Duncan Niven, Ryan Overholt, Ariana Aguilar, Darian Visosevic, Dominic Maita, Sydney Voorberg, Aidan Amstutz, Joseph Rios


The Curigator was designed in the pursuit of a virtually self-sustaining, semi-autonomous bioreactor capable of cell culturing and monitoring with the goal of decreasing overall costs by simplifying the liquid transfer to ultimately improve overall efficiency. The Curigator can accommodate up to six individual shakers, dependent on the needs of the experiment and available funds. Each shaker can perform three independent shake patterns at a range of speeds and allow for direct OD and FI measurements at any time. To hold the vessels, the shakers make use of universal well plate holders as well as 15 mL and 50 mL conical tube stands that allow for easy interchange between experiments.

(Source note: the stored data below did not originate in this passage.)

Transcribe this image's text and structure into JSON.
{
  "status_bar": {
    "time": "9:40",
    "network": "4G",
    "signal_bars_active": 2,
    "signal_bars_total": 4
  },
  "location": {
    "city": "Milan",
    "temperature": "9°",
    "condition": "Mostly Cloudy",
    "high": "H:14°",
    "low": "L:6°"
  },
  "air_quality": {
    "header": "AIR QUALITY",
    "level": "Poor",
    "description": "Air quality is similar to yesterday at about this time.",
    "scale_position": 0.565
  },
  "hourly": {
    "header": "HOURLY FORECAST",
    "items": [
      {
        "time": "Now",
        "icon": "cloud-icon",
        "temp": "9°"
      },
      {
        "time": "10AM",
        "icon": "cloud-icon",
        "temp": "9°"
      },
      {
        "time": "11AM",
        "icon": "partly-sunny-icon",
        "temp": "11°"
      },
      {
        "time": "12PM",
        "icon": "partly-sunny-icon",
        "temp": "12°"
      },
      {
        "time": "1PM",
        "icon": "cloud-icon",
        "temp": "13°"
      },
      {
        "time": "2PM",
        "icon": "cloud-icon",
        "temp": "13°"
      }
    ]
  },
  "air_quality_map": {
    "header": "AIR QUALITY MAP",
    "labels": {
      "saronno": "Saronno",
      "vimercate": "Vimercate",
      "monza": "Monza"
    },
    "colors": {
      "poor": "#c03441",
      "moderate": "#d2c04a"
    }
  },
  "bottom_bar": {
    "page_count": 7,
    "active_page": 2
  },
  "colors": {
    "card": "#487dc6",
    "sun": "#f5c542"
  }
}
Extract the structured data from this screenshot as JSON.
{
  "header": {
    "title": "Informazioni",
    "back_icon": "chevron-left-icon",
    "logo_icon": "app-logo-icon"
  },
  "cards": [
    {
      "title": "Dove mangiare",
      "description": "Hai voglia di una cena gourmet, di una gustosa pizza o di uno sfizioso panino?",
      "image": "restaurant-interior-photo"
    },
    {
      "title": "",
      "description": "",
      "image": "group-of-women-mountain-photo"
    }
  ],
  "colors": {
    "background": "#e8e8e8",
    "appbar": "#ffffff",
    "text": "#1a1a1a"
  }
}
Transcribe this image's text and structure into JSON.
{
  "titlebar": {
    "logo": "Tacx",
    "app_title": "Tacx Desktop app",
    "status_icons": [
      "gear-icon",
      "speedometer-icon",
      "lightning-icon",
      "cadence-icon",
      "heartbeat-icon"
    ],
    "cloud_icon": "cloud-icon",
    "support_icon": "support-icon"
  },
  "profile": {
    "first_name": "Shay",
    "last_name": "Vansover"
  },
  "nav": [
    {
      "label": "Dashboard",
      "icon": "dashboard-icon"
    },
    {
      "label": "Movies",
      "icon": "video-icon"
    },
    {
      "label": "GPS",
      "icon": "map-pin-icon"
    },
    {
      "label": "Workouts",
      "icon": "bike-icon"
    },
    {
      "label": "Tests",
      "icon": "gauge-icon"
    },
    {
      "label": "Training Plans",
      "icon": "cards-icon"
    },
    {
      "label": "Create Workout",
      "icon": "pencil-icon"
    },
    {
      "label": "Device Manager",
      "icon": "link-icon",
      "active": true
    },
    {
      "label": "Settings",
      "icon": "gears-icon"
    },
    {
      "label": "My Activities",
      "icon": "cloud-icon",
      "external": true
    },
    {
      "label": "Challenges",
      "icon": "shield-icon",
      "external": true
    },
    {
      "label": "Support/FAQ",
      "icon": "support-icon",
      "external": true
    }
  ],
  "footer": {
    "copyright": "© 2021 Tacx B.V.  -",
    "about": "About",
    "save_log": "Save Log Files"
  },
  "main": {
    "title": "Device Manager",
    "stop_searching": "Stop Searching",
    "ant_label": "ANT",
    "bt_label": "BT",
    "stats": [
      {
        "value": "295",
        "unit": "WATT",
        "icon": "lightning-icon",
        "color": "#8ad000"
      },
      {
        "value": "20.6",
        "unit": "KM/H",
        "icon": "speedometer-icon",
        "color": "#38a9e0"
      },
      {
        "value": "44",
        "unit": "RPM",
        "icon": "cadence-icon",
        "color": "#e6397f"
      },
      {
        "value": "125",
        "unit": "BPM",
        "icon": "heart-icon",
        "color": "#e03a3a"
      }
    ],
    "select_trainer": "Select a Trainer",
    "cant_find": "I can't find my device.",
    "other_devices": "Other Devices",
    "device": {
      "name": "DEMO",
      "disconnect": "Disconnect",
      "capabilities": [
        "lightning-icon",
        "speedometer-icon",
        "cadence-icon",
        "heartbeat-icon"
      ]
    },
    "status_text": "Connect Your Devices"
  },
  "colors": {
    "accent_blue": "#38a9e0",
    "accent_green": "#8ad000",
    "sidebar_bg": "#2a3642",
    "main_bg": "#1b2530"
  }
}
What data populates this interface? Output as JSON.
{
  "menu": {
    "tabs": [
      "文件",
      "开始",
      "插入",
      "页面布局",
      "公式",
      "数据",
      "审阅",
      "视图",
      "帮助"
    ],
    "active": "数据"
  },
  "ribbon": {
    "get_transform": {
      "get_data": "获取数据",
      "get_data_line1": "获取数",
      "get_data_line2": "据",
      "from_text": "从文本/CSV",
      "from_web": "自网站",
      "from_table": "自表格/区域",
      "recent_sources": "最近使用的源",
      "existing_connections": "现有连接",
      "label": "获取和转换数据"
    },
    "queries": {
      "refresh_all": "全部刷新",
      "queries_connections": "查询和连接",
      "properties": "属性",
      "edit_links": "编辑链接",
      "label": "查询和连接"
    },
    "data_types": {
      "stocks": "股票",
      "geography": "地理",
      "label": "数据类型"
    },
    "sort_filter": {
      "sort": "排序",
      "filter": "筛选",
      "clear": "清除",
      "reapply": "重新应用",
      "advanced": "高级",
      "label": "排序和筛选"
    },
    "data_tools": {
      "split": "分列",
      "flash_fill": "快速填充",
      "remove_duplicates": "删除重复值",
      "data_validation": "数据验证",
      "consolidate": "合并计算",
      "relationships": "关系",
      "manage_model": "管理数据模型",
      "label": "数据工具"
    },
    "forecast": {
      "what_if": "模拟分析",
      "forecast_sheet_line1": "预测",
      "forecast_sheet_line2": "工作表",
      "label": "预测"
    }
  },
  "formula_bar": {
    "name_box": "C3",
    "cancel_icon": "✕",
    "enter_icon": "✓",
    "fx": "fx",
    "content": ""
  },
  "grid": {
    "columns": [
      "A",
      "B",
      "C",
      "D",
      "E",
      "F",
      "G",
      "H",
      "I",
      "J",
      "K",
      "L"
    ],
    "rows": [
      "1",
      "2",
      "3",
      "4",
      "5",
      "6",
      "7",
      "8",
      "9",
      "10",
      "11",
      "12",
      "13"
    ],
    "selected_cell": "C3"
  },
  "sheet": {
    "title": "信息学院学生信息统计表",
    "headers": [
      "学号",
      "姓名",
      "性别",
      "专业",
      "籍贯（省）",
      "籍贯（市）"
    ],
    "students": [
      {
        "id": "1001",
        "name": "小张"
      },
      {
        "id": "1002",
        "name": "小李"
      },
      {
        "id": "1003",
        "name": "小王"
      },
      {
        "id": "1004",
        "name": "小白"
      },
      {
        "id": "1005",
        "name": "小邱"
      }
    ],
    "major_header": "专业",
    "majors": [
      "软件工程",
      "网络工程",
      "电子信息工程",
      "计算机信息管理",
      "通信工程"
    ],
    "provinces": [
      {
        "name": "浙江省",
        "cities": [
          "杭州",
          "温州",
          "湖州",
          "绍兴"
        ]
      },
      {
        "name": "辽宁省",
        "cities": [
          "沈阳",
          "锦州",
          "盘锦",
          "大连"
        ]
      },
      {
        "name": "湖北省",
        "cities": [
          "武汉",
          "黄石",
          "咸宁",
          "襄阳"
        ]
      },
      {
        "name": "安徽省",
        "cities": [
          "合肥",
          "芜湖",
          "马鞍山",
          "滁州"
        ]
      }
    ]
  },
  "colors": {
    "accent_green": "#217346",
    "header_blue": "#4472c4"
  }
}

Additionally, the Curigator makes use of flex caps that allow for the automated transfer of fluids without requiring the removal of conical tube lids and well plate caps, allowing for efficient and easy transfer of cultures between individual conical tubes and wells, while preventing the creation of aerosols cross contamination between vessels. Disposable pipette tips further decrease the chance of cross contamination between vessels. The system makes use of a heating and cooling system that prevents leakage and humidity from entering the system, while still allowing the introduction of multiple different gases. A spacious front opening allows for easy user access, but still seals tightly to ensure a virtually leakproof environment. With the Curigator, experimentation requiring cell culture may be fully automated and thus require fewer user and observation hours.